3  Rudy teams with Ricky Rubio to trap a dribbler on the break.  +

4  Rudy switches out to the perimeter, no result

5  Rudy quickly doubled but never got back to his original man, drifting into no-man’s land instead, and ended up behind the play.  -

6  Commercial interruption

7  Rudy fought past a pick in the lane but when he caught up to his man the guy spun around him immediately off of the dribble  -

8  Fast break, Rudy is behind play because he ended up on the floor on the offensive end, no result

9  Rudy fights past a pick again exactly as in Possession 7.  This time he gets double-team help and the man is stopped before he can dribble by.  No result

10  Rudy presses full court.  Decent, but no result

11  Rudy presses full court again and gets beat.  -

--Rudy goes out at 5:15






1  Rudy helps down low but nobody returns the favor by rotating to his original man.  No result (but shame on his teammates)

2  Rudy fights through picks, gets help on the double team, and they force a turnover  +

3  Rudy pokes the ball away temporarily, later gets an unopposed rebound.  Decent but really a no result

4  Rudy draws the offensive foul in a push-off scrum down low.  Nice toughness.  +

5  Rudy follows the dribbler through traffic but then matadors a double team he goes to force after the pass is made

--6:50  Rudy goes out




++  4

+    6

-     9

--   0


As you can see, the tally is almost evenly split between plusses and minuses, with weight being given to the positive because there were four double-plusses and no real double-minuses in this game.  That’s why this was pretty much his best game.  He’s had double-plusses before but he’s also balanced them with some groan-inducing mistakes.  Not so much tonight.

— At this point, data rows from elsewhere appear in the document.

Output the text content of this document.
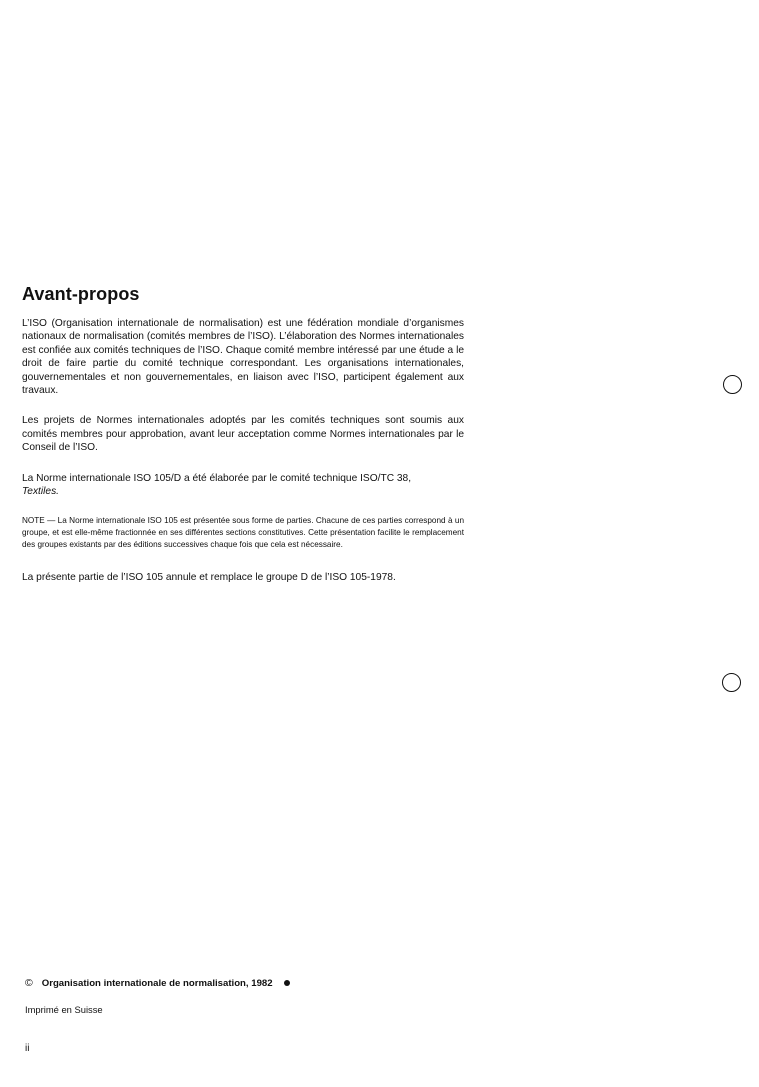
Avant-propos

L’ISO (Organisation internationale de normalisation) est une fédération mondiale d’organismes nationaux de normalisation (comités membres de l’ISO). L’élaboration des Normes internationales est confiée aux comités techniques de l’ISO. Chaque comité membre intéressé par une étude a le droit de faire partie du comité technique correspondant. Les organisations internationales, gouvernementales et non gouvernementales, en liaison avec l’ISO, participent également aux travaux.

Les projets de Normes internationales adoptés par les comités techniques sont soumis aux comités membres pour approbation, avant leur acceptation comme Normes internationales par le Conseil de l’ISO.

La Norme internationale ISO 105/D a été élaborée par le comité technique ISO/TC 38,
Textiles.

NOTE — La Norme internationale ISO 105 est présentée sous forme de parties. Chacune de ces parties correspond à un groupe, et est elle-même fractionnée en ses différentes sections constitutives. Cette présentation facilite le remplacement des groupes existants par des éditions successives chaque fois que cela est nécessaire.

La présente partie de l’ISO 105 annule et remplace le groupe D de l’ISO 105-1978.

© Organisation internationale de normalisation, 1982
Imprimé en Suisse
ii
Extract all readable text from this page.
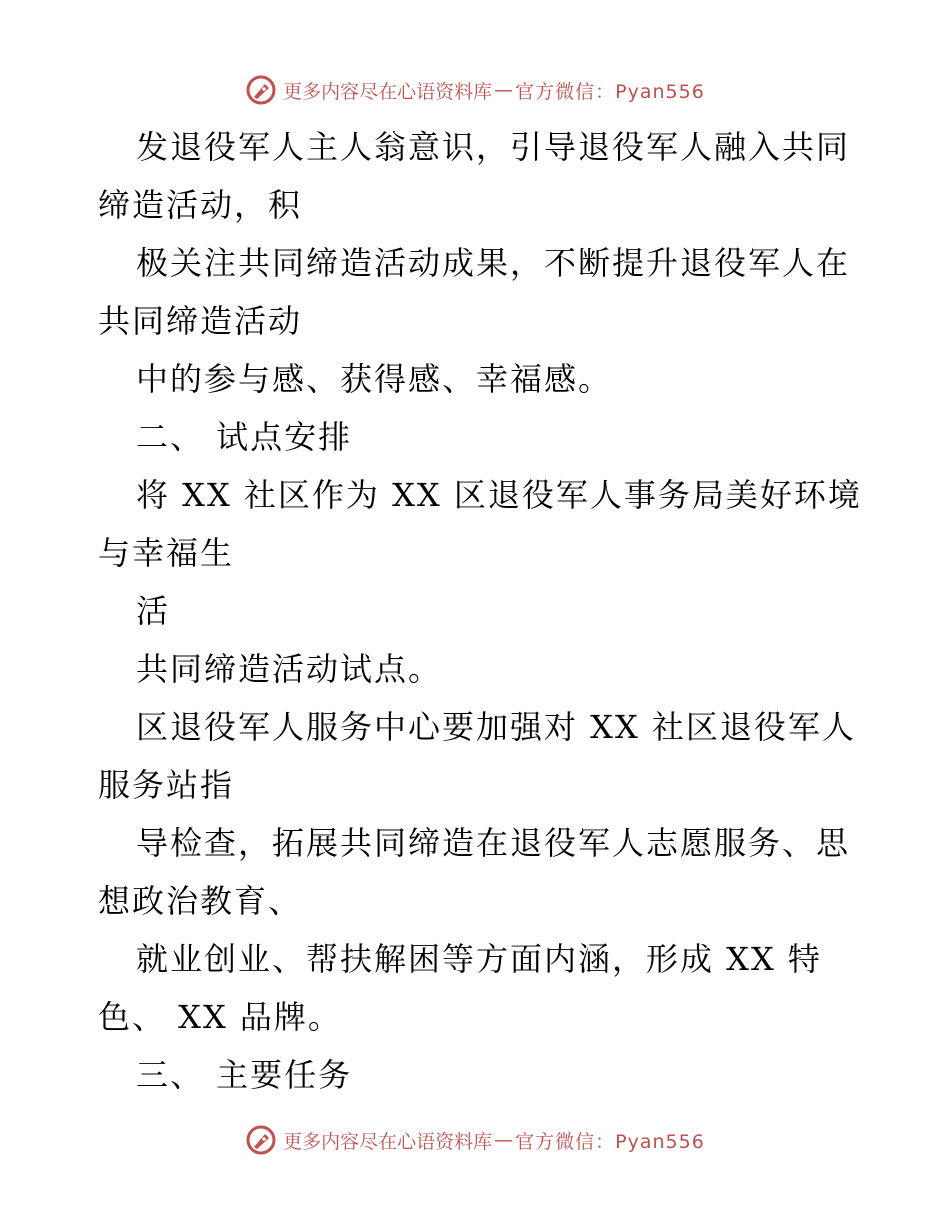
更多内容尽在心语资料库 — 官方微信：Pyan556
发退役军人主人翁意识，引导退役军人融入共同
缔造活动，积
极关注共同缔造活动成果，不断提升退役军人在
共同缔造活动
中的参与感、获得感、幸福感。
二、 试点安排
将 XX 社区作为 XX 区退役军人事务局美好环境
与幸福生
活
共同缔造活动试点。
区退役军人服务中心要加强对 XX 社区退役军人
服务站指
导检查，拓展共同缔造在退役军人志愿服务、思
想政治教育、
就业创业、帮扶解困等方面内涵，形成 XX 特
色、 XX 品牌。
三、 主要任务
更多内容尽在心语资料库 — 官方微信：Pyan556
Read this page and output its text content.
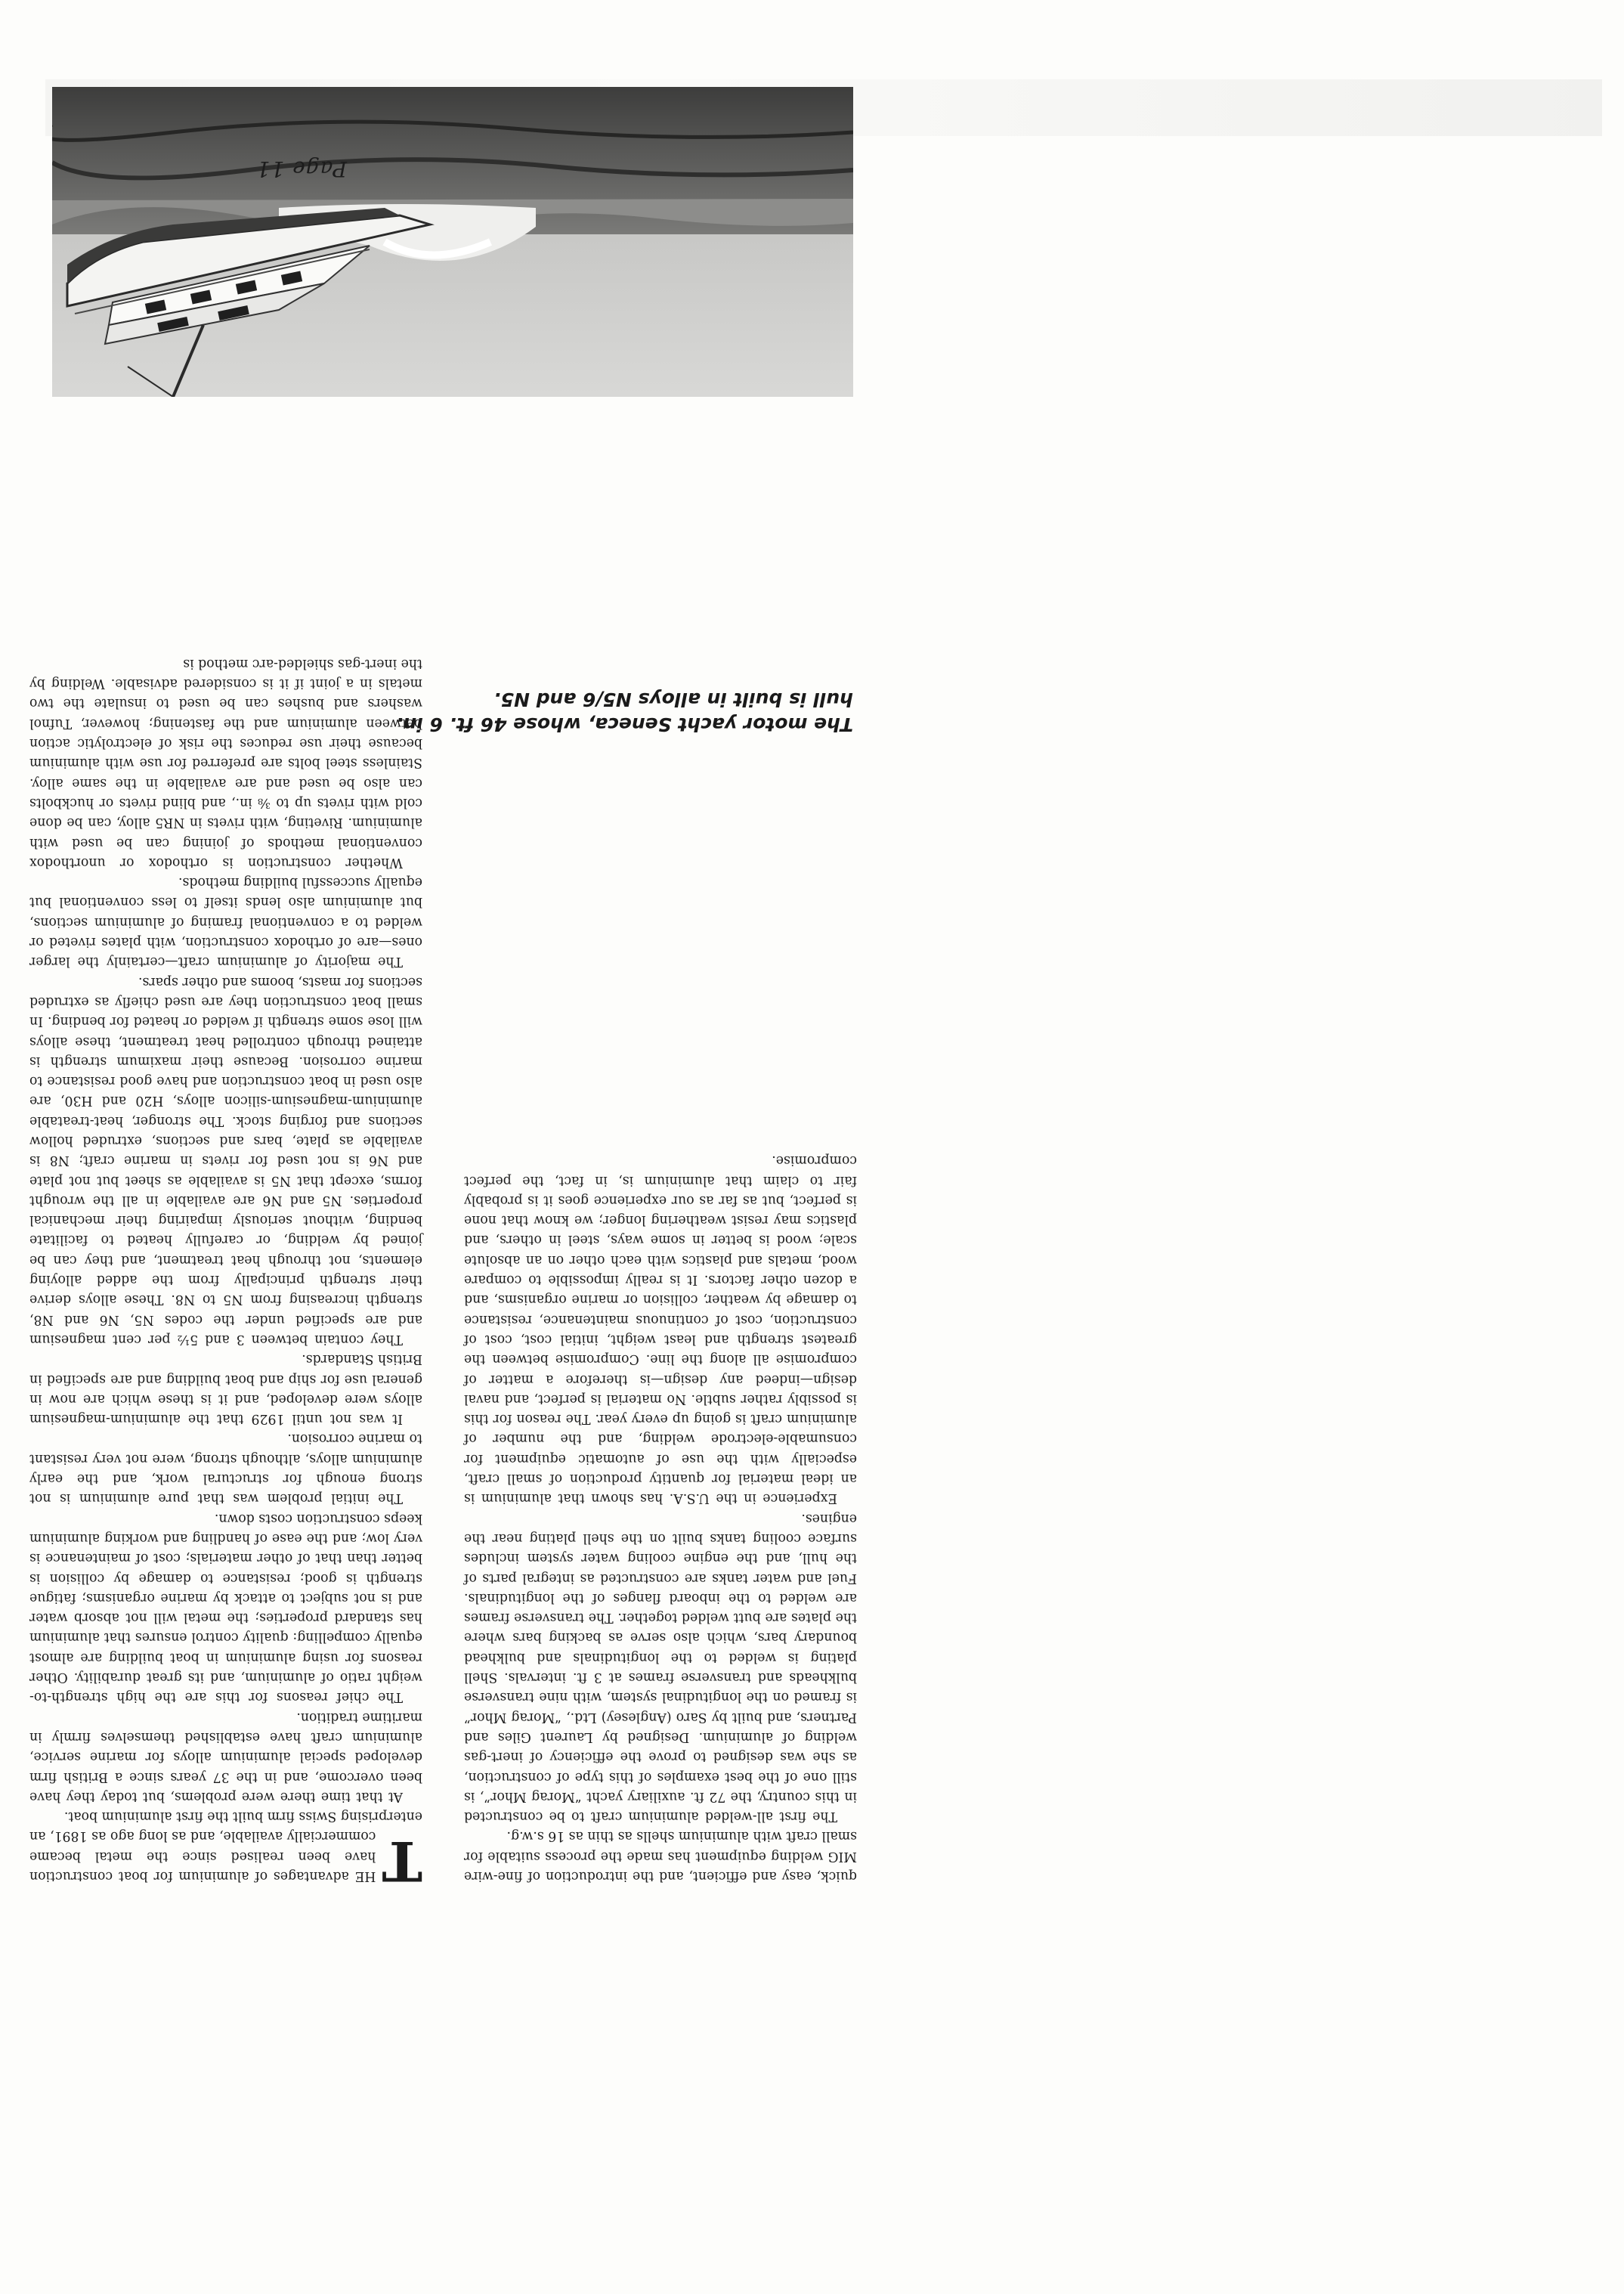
The motor yacht Seneca, whose 46 ft. 6 in. hull is built in alloys N5/6 and N5.
Page 11

T
HE advantages of aluminium for boat construction have been realised since the metal became commercially available, and as long ago as 1891, an enterprising Swiss firm built the first aluminium boat.

At that time there were problems, but today they have been overcome, and in the 37 years since a British firm developed special aluminium alloys for marine service, aluminium craft have established themselves firmly in maritime tradition.

The chief reasons for this are the high strength-to-weight ratio of aluminium, and its great durability. Other reasons for using aluminium in boat building are almost equally compelling: quality control ensures that aluminium has standard properties; the metal will not absorb water and is not subject to attack by marine organisms; fatigue strength is good; resistance to damage by collision is better than that of other materials; cost of maintenance is very low; and the ease of handling and working aluminium keeps construction costs down.

The initial problem was that pure aluminium is not strong enough for structural work, and the early aluminium alloys, although strong, were not very resistant to marine corrosion.

It was not until 1929 that the aluminium-magnesium alloys were developed, and it is these which are now in general use for ship and boat building and are specified in British Standards.

They contain between 3 and 5½ per cent magnesium and are specified under the codes N5, N6 and N8, strength increasing from N5 to N8. These alloys derive their strength principally from the added alloying elements, not through heat treatment, and they can be joined by welding, or carefully heated to facilitate bending, without seriously impairing their mechanical properties. N5 and N6 are available in all the wrought forms, except that N5 is available as sheet but not plate and N6 is not used for rivets in marine craft; N8 is available as plate, bars and sections, extruded hollow sections and forging stock. The stronger, heat-treatable aluminium-magnesium-silicon alloys, H20 and H30, are also used in boat construction and have good resistance to marine corrosion. Because their maximum strength is attained through controlled heat treatment, these alloys will lose some strength if welded or heated for bending. In small boat construction they are used chiefly as extruded sections for masts, booms and other spars.

The majority of aluminium craft—certainly the larger ones—are of orthodox construction, with plates riveted or welded to a conventional framing of aluminium sections, but aluminium also lends itself to less conventional but equally successful building methods.

Whether construction is orthodox or unorthodox conventional methods of joining can be used with aluminium. Riveting, with rivets in NR5 alloy, can be done cold with rivets up to ⅜ in., and blind rivets or huckbolts can also be used and are available in the same alloy. Stainless steel bolts are preferred for use with aluminium because their use reduces the risk of electrolytic action between aluminium and the fastening; however, Tufnol washers and bushes can be used to insulate the two metals in a joint if it is considered advisable. Welding by the inert-gas shielded-arc method is

quick, easy and efficient, and the introduction of fine-wire MIG welding equipment has made the process suitable for small craft with aluminium shells as thin as 16 s.w.g.

The first all-welded aluminium craft to be constructed in this country, the 72 ft. auxiliary yacht “Morag Mhor”, is still one of the best examples of this type of construction, as she was designed to prove the efficiency of inert-gas welding of aluminium. Designed by Laurent Giles and Partners, and built by Saro (Anglesey) Ltd., “Morag Mhor” is framed on the longitudinal system, with nine transverse bulkheads and transverse frames at 3 ft. intervals. Shell plating is welded to the longitudinals and bulkhead boundary bars, which also serve as backing bars where the plates are butt welded together. The transverse frames are welded to the inboard flanges of the longitudinals. Fuel and water tanks are constructed as integral parts of the hull, and the engine cooling water system includes surface cooling tanks built on the shell plating near the engines.

Experience in the U.S.A. has shown that aluminium is an ideal material for quantity production of small craft, especially with the use of automatic equipment for consumable-electrode welding, and the number of aluminium craft is going up every year. The reason for this is possibly rather subtle. No material is perfect, and naval design—indeed any design—is therefore a matter of compromise all along the line. Compromise between the greatest strength and least weight, initial cost, cost of construction, cost of continuous maintenance, resistance to damage by weather, collision or marine organisms, and a dozen other factors. It is really impossible to compare wood, metals and plastics with each other on an absolute scale; wood is better in some ways, steel in others, and plastics may resist weathering longer; we know that none is perfect, but as far as our experience goes it is probably fair to claim that aluminium is, in fact, the perfect compromise.
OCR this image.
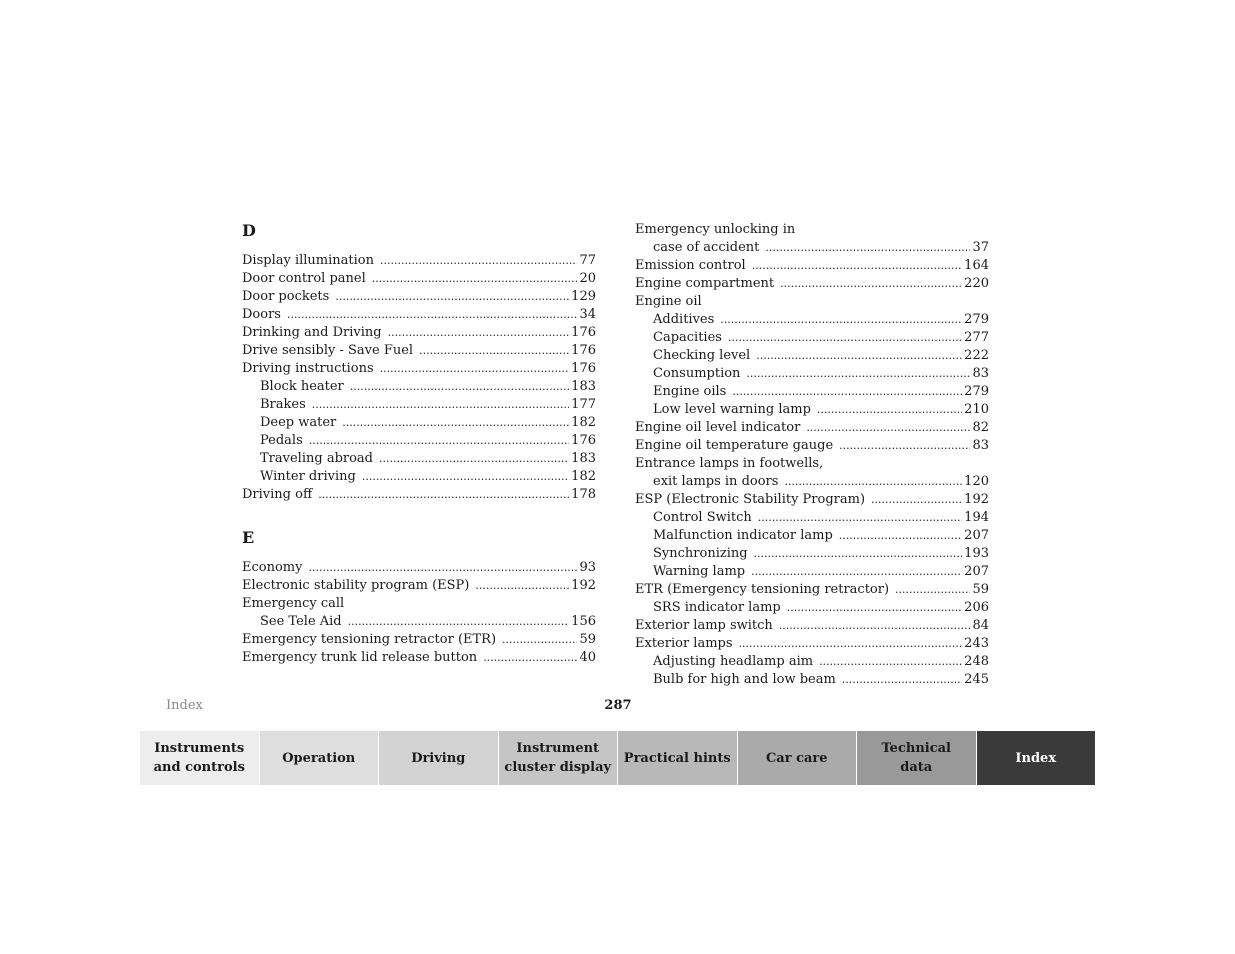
D
Display illumination .....	77
Door control panel .....	20
Door pockets .....	129
Doors .....	34
Drinking and Driving .....	176
Drive sensibly - Save Fuel .....	176
Driving instructions .....	176
Block heater .....	183
Brakes .....	177
Deep water .....	182
Pedals .....	176
Traveling abroad .....	183
Winter driving .....	182
Driving off .....	178
E
Economy .....	93
Electronic stability program (ESP) .....	192
Emergency call
See Tele Aid .....	156
Emergency tensioning retractor (ETR) .....	59
Emergency trunk lid release button .....	40
Emergency unlocking in
case of accident .....	37
Emission control .....	164
Engine compartment .....	220
Engine oil
Additives .....	279
Capacities .....	277
Checking level .....	222
Consumption .....	83
Engine oils .....	279
Low level warning lamp .....	210
Engine oil level indicator .....	82
Engine oil temperature gauge .....	83
Entrance lamps in footwells,
exit lamps in doors .....	120
ESP (Electronic Stability Program) .....	192
Control Switch .....	194
Malfunction indicator lamp .....	207
Synchronizing .....	193
Warning lamp .....	207
ETR (Emergency tensioning retractor) .....	59
SRS indicator lamp .....	206
Exterior lamp switch .....	84
Exterior lamps .....	243
Adjusting headlamp aim .....	248
Bulb for high and low beam .....	245
Index	287
Instruments
and controls
Operation	Driving
Instrument
cluster display
Practical hints	Car care
Technical
data
Index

Even as it is, his defense needs work.  It’s not like he has nothing to offer, but he’s too inconsistent at this point.  Possessions are coveted dearly in the NBA, especially on a Nate McMillan team.  Unless a guy makes an incredible offensive impact to balance it out most coaches won’t bet on a coin-flip defensive guy…at least not for long.  Also some of those minuses that he gets away with against Olympic competition are going to look bad in the NBA where almost every guard has the potential to fry your cookies one-on-one.  Hopefully Oden and Aldridge will compensate for some of those mistakes but we’re just talking about Rudy here.  (In any case, you’ll still want him to improve.)  Notice also that, as we said in the beginning, we almost never mentioned him not getting to a spot.  Rather his mistakes happen because he got to the wrong spot or got himself out of position after he got to the right one.  The good news is that those things can be taught far easier than effort and speed.  There’s some hope that with seasoning we can see many of those minuses disappear.